The Colville Lake ESS is a special cold temperature package that combines layers of high-tech insulation with a hydronic heating coil using the same hot glycol that maintains the diesel gensets at operating temperature. This minimizes the cost of keeping the battery in its optimum temperature range.
The ESS supports the network frequency and voltage. It also allows the diesel generators to operate at the point of maximum efficiency and to shut down whenever possible. The runtime has thus been reduced to around 50 percent, providing significant fuel savings.
Kotzebue Electric Association
Also in the Arctic, Saft delivered an Intensium Max+ 20M containerized battery system with the same cold temperature package to Kotzebue Electric Association Inc. (KEA), an electric cooperative based in Kotzebue, Alaska. The town is not connected to the grid or to any road system and has traditionally relied on diesel generators for electric power. These generators were recently augmented with a variety of wind turbines.
With 950 kWh of energy storage, the existing hybrid wind-diesel power system can now achieve its full potential, providing cleaner, more reliable and less expensive power to the local community. The key benefits are that the KEA microgrid can ride through fluctuations in wind output and time-shift excess wind energy, providing significant reductions in diesel consumption. Currently, KEA is running trials using the ESS grid-forming capability, allowing diesel-off operation.
In Bolivia, the remote province of Pando is benefiting from an energy storage system (ESS) at a hybrid power plant that combines a 5 MW solar PV array with a 16 MW diesel generator, the largest plant of its type in the world.
Pando is in the Amazonian rainforest near the border with Brazil and Peru.
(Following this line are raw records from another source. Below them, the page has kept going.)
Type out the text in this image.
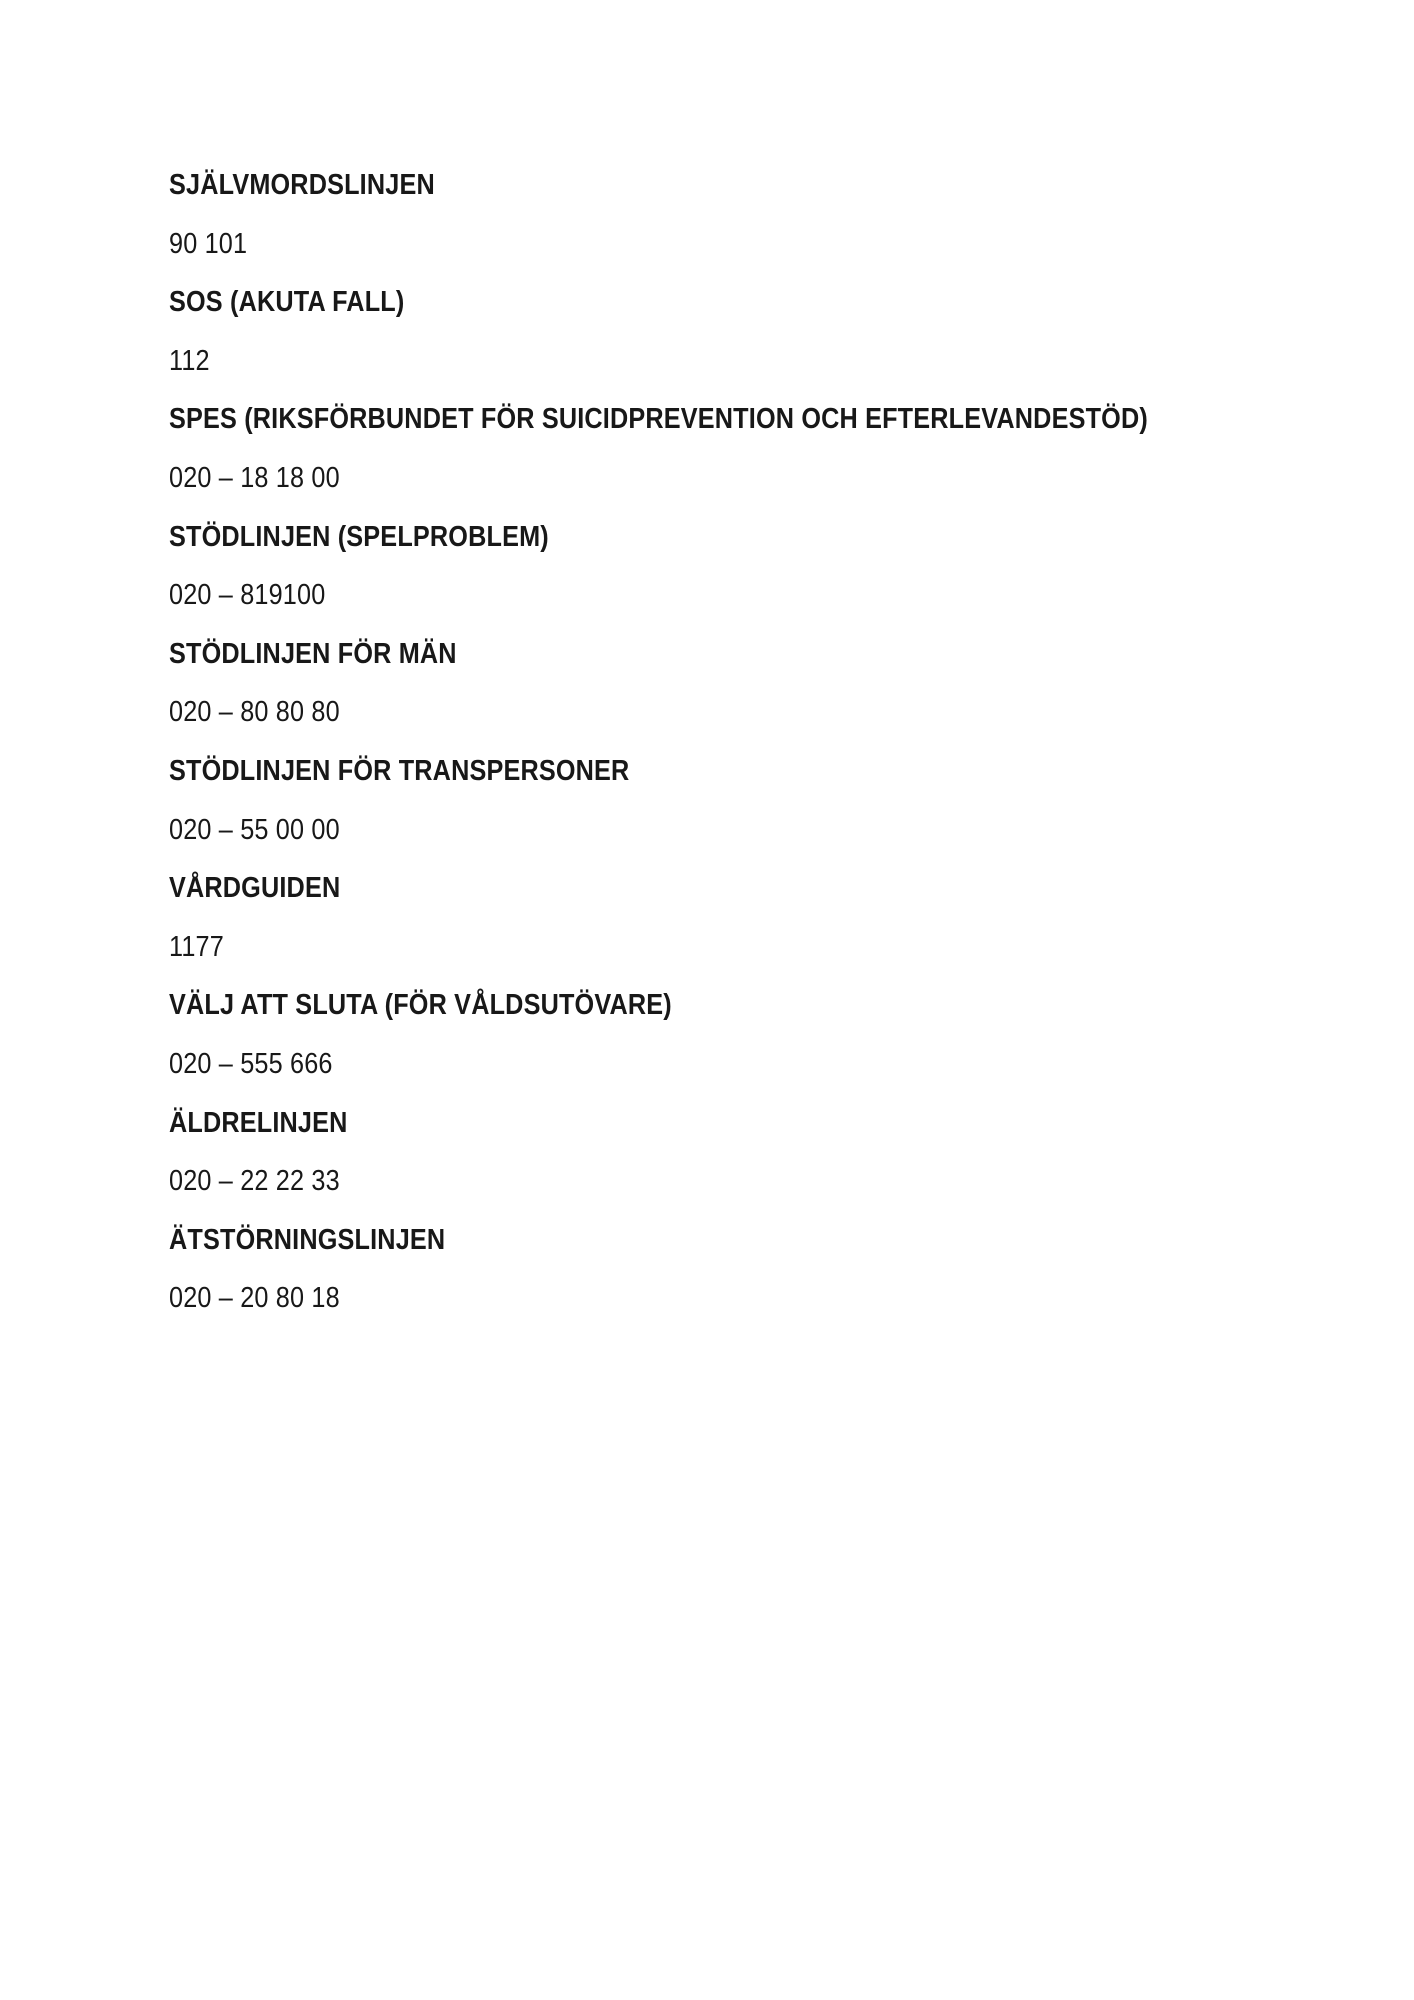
SJÄLVMORDSLINJEN

90 101

SOS (AKUTA FALL)

112

SPES (RIKSFÖRBUNDET FÖR SUICIDPREVENTION OCH EFTERLEVANDESTÖD)

020 – 18 18 00

STÖDLINJEN (SPELPROBLEM)

020 – 819100

STÖDLINJEN FÖR MÄN

020 – 80 80 80

STÖDLINJEN FÖR TRANSPERSONER

020 – 55 00 00

VÅRDGUIDEN

1177

VÄLJ ATT SLUTA (FÖR VÅLDSUTÖVARE)

020 – 555 666

ÄLDRELINJEN

020 – 22 22 33

ÄTSTÖRNINGSLINJEN

020 – 20 80 18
It is not connected to the country’s national grid, resulting in electricity coverage of just 65 percent, with the annual 37 GWh demand previously being met exclusively by diesel generation.
To both reduce diesel consumption and increase electricity coverage, the Bolivian government funded the PV plant and energy storage facility, which was constructed by Isotron SAU, a subsidiary of Spain’s Isastur Group. The hybrid power plant coordinates PV and diesel generation to maximise the use of clean solar power to meet around half the energy demand in Pando’s capital city Cobija and nearby towns-a total population of around 50,000 people.
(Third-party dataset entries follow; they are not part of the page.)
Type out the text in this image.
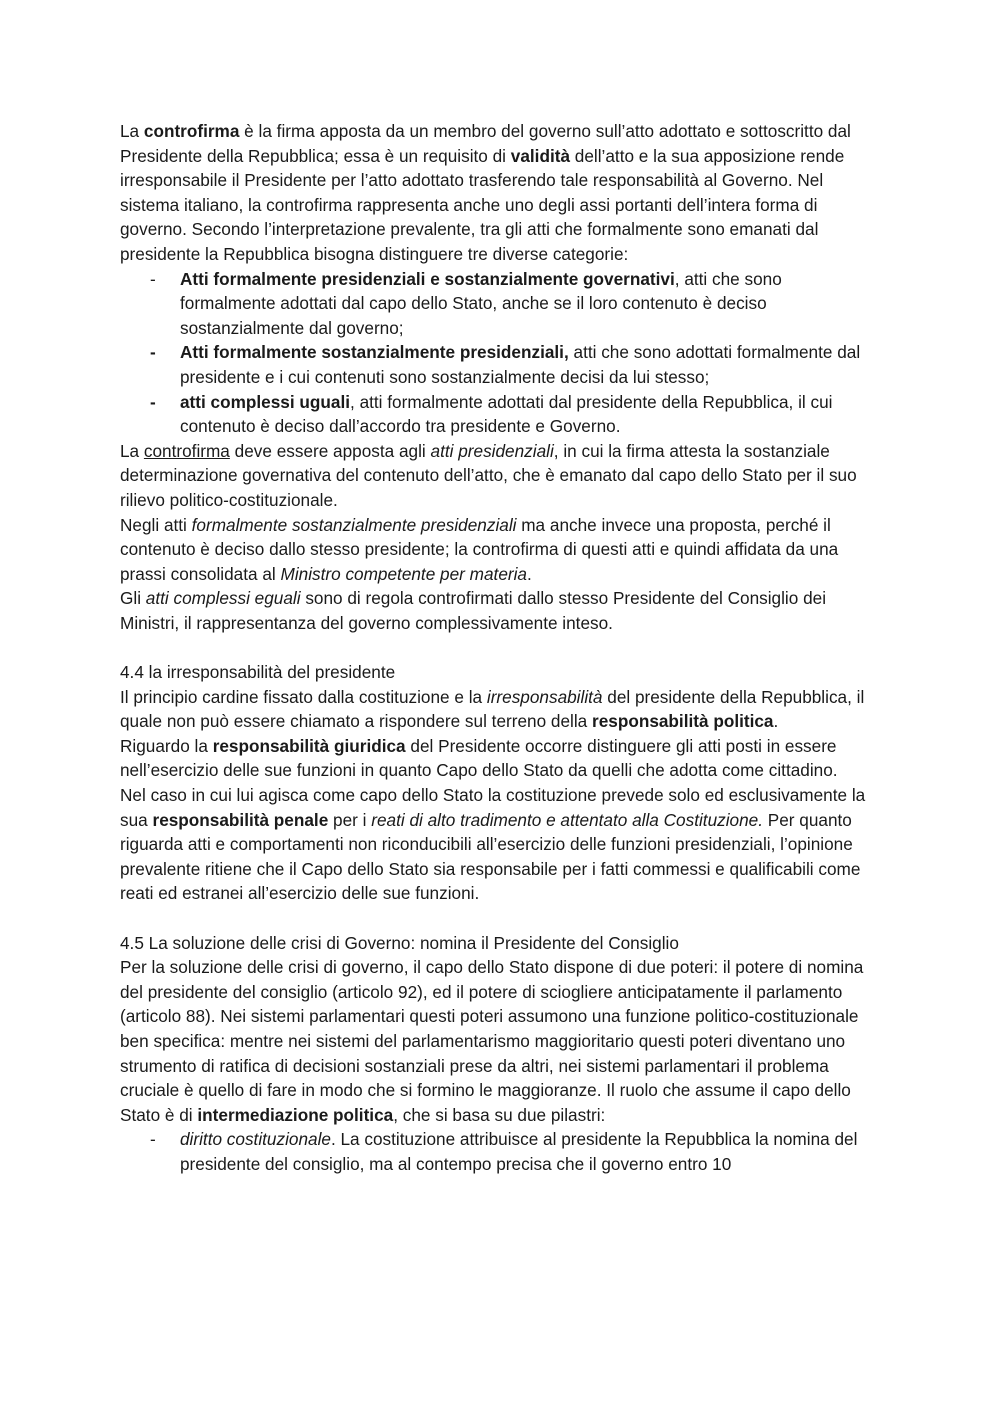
La controfirma è la firma apposta da un membro del governo sull’atto adottato e sottoscritto dal Presidente della Repubblica; essa è un requisito di validità dell’atto e la sua apposizione rende irresponsabile il Presidente per l’atto adottato trasferendo tale responsabilità al Governo. Nel sistema italiano, la controfirma rappresenta anche uno degli assi portanti dell’intera forma di governo. Secondo l’interpretazione prevalente, tra gli atti che formalmente sono emanati dal presidente la Repubblica bisogna distinguere tre diverse categorie:

- Atti formalmente presidenziali e sostanzialmente governativi, atti che sono formalmente adottati dal capo dello Stato, anche se il loro contenuto è deciso sostanzialmente dal governo;
- Atti formalmente sostanzialmente presidenziali, atti che sono adottati formalmente dal presidente e i cui contenuti sono sostanzialmente decisi da lui stesso;
- atti complessi uguali, atti formalmente adottati dal presidente della Repubblica, il cui contenuto è deciso dall’accordo tra presidente e Governo.

La controfirma deve essere apposta agli atti presidenziali, in cui la firma attesta la sostanziale determinazione governativa del contenuto dell’atto, che è emanato dal capo dello Stato per il suo rilievo politico-costituzionale.

Negli atti formalmente sostanzialmente presidenziali ma anche invece una proposta, perché il contenuto è deciso dallo stesso presidente; la controfirma di questi atti e quindi affidata da una prassi consolidata al Ministro competente per materia.

Gli atti complessi eguali sono di regola controfirmati dallo stesso Presidente del Consiglio dei Ministri, il rappresentanza del governo complessivamente inteso.

4.4 la irresponsabilità del presidente

Il principio cardine fissato dalla costituzione e la irresponsabilità del presidente della Repubblica, il quale non può essere chiamato a rispondere sul terreno della responsabilità politica.

Riguardo la responsabilità giuridica del Presidente occorre distinguere gli atti posti in essere nell’esercizio delle sue funzioni in quanto Capo dello Stato da quelli che adotta come cittadino.

Nel caso in cui lui agisca come capo dello Stato la costituzione prevede solo ed esclusivamente la sua responsabilità penale per i reati di alto tradimento e attentato alla Costituzione. Per quanto riguarda atti e comportamenti non riconducibili all’esercizio delle funzioni presidenziali, l’opinione prevalente ritiene che il Capo dello Stato sia responsabile per i fatti commessi e qualificabili come reati ed estranei all’esercizio delle sue funzioni.

4.5 La soluzione delle crisi di Governo: nomina il Presidente del Consiglio

Per la soluzione delle crisi di governo, il capo dello Stato dispone di due poteri: il potere di nomina del presidente del consiglio (articolo 92), ed il potere di sciogliere anticipatamente il parlamento (articolo 88). Nei sistemi parlamentari questi poteri assumono una funzione politico-costituzionale ben specifica: mentre nei sistemi del parlamentarismo maggioritario questi poteri diventano uno strumento di ratifica di decisioni sostanziali prese da altri, nei sistemi parlamentari il problema cruciale è quello di fare in modo che si formino le maggioranze. Il ruolo che assume il capo dello Stato è di intermediazione politica, che si basa su due pilastri:

- diritto costituzionale. La costituzione attribuisce al presidente la Repubblica la nomina del presidente del consiglio, ma al contempo precisa che il governo entro 10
The ESS comprises two Saft Intensium Max 20 M Medium Power containers, each with 580 kWh storage and 1.1 MW peak power output.
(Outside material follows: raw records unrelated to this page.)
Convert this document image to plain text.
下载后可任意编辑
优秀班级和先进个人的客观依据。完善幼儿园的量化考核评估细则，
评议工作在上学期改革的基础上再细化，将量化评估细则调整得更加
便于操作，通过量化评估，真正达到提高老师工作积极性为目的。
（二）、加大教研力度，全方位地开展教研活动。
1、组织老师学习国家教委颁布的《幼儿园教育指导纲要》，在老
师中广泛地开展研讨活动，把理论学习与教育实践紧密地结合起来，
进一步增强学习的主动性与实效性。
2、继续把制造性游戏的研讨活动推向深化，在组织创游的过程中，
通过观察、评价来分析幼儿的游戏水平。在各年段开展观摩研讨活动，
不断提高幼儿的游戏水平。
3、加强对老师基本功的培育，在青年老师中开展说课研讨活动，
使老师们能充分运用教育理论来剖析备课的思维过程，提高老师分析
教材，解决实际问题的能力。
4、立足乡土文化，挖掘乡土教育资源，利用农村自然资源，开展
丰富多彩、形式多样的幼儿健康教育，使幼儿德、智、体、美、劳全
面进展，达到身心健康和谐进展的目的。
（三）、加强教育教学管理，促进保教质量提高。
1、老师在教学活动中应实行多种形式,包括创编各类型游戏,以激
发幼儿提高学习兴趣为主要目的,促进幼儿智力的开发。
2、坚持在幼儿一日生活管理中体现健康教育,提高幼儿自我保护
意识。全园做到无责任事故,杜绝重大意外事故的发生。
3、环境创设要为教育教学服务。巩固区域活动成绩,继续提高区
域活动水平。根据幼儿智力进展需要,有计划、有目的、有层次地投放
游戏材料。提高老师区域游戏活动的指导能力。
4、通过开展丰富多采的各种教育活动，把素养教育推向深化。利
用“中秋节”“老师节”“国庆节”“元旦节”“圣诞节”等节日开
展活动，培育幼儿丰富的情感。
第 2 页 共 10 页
Effective energy storage plays a critical role in the plant by ensuring system stability and smoothing out short-term variations in output from the PV array, both of which are essential to achieve the highest possible contribution of PV to the energy mix. Integration of PV with energy storage and diesel generation is reducing annual fuel consumption by an estimated 2 million liters, saving the utility millions of dollars and reducing CO2 emissions.
The growing number of practical, commercial installations, like those mentioned here, now demonstrates that deploying energy storage in combination with diesel generators and a solar PV plant offers important advantages for remote off-grid microgrids.
Jim McDowall has worked in the battery industry since 1977 and is business development manager with Saft, primarily associated with grid systems. Involved in the energy storage market since 1998, McDowall was director of the Energy Storage Association for 14 years and is a past chair of the organization. Jim is a senior member of IEEE and is standards coordinator of the IEEE Stationary Battery Committee, the chair of two of its working groups, and a past chair of the main committee. Jim is a frequent speaker at energy storage conferences and related events.